In Openbaring 20:1-3 (NW) wordt nauwkeurig verklaard dat degene die als „de Duivel en Satan” bekendstaat, ’in de afgrond wordt geslingerd’, waar hij voor duizend jaren gebonden wordt; maar de demonen worden hier niet genoemd. Ook in 20 vers 7 en 10 wordt bericht dat, na de duizend jaren, Satan wordt losgelaten en later „in het meer van vuur en zwavel geslingerd” wordt; maar ook nu worden de demonen niet genoemd.
In andere delen van de bijbel worden echter meer bijzonderheden vermeld. Toen Jezus bijvoorbeeld bij een bepaalde gelegenheid met een door demonen bezeten man werd geconfronteerd, smeekten de demonen Jezus, daar zij op het punt stonden door hem te worden uitgedreven, hen niet op dat tijdstip in de afgrond te werpen.
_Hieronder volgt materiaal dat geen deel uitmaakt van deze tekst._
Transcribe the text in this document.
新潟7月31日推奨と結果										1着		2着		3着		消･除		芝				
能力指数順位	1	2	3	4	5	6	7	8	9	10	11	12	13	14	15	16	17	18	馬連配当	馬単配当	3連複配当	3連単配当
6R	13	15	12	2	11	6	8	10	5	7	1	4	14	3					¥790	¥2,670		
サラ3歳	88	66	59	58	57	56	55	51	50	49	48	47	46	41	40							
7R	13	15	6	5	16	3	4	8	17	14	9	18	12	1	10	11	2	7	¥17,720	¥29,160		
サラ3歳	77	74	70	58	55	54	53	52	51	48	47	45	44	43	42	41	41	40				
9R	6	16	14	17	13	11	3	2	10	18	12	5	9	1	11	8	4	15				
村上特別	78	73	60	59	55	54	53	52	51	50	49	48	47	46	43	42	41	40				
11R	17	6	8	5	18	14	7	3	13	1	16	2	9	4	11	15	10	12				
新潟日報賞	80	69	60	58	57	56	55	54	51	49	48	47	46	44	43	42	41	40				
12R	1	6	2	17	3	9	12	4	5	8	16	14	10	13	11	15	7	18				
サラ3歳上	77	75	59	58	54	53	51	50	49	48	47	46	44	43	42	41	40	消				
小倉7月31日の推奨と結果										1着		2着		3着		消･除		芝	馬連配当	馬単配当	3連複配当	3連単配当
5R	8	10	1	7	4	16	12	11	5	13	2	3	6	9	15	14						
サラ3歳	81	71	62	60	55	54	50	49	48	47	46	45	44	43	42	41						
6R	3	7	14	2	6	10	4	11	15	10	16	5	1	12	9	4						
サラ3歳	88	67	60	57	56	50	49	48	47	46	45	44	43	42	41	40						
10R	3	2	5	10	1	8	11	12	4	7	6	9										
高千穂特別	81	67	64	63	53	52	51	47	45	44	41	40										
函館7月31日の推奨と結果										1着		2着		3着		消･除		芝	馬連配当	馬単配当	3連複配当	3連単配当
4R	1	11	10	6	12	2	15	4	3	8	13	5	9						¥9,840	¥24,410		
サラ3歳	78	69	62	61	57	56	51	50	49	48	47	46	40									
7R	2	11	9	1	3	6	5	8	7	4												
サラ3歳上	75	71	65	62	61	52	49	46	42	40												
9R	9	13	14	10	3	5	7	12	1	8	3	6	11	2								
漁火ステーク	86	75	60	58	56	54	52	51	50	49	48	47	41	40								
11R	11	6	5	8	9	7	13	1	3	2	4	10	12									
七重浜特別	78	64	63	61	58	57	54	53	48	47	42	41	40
Het verslag luidt: „En zij [de demonen] bleven hem dringend verzoeken hun niet te bevelen de afgrond in te gaan” (Luk. 8:31, NW). Deze demonen wisten dus dat zij te zijner tijd in de afgrond geworpen zouden worden; dit was Gods oordeel over hen. Wij kunnen dus concluderen dat wanneer Openbaring 20:1-3 (NW) spreekt over het in de afgrond werpen van de grootste opstandeling en goddeloze geest, Satan, de demonen erbij inbegrepen moeten zijn. Klaarblijkelijk houdt het bericht over de nederlaag van de Duivel in dat degenen die onder hem dienen, ook verslagen zijn. Daarom worden zowel de Duivel als de demonen na de oorlog van Armageddon in de afgrond geslingerd.
Maar hoe weten wij of de demonen met Satan na de duizend jaren zullen terugkeren en dus aanwezig zullen zijn als hij in „het meer van vuur en zwavel” geslingerd wordt? Omdat Jezus zei dat zij dit einde met hem zouden delen. Hij sprak over het „eeuwige vuur dat voor de Duivel en zijn engelen is bereid” (Matth. 25:41, NW). Er wordt in de bijbel niet verklaard dat de demonen het eerst in het „meer van vuur” worden geslingerd en de Duivel duizend of meer jaren later volgt. Veeleer hebben wij gezien dat zij allemaal in de afgrond zullen worden gesloten. Klaarblijkelijk zullen zij te zamen uit de afgrond terugkomen en een aandeel hebben in het streven de mensheid in die tijd te misleiden, maar dan zullen de demonen, met de Duivel, „in het meer van vuur en zwavel geslingerd” worden, wat de „tweede dood” betekent. Aldus zullen zij allemaal voor eeuwig worden vernietigd.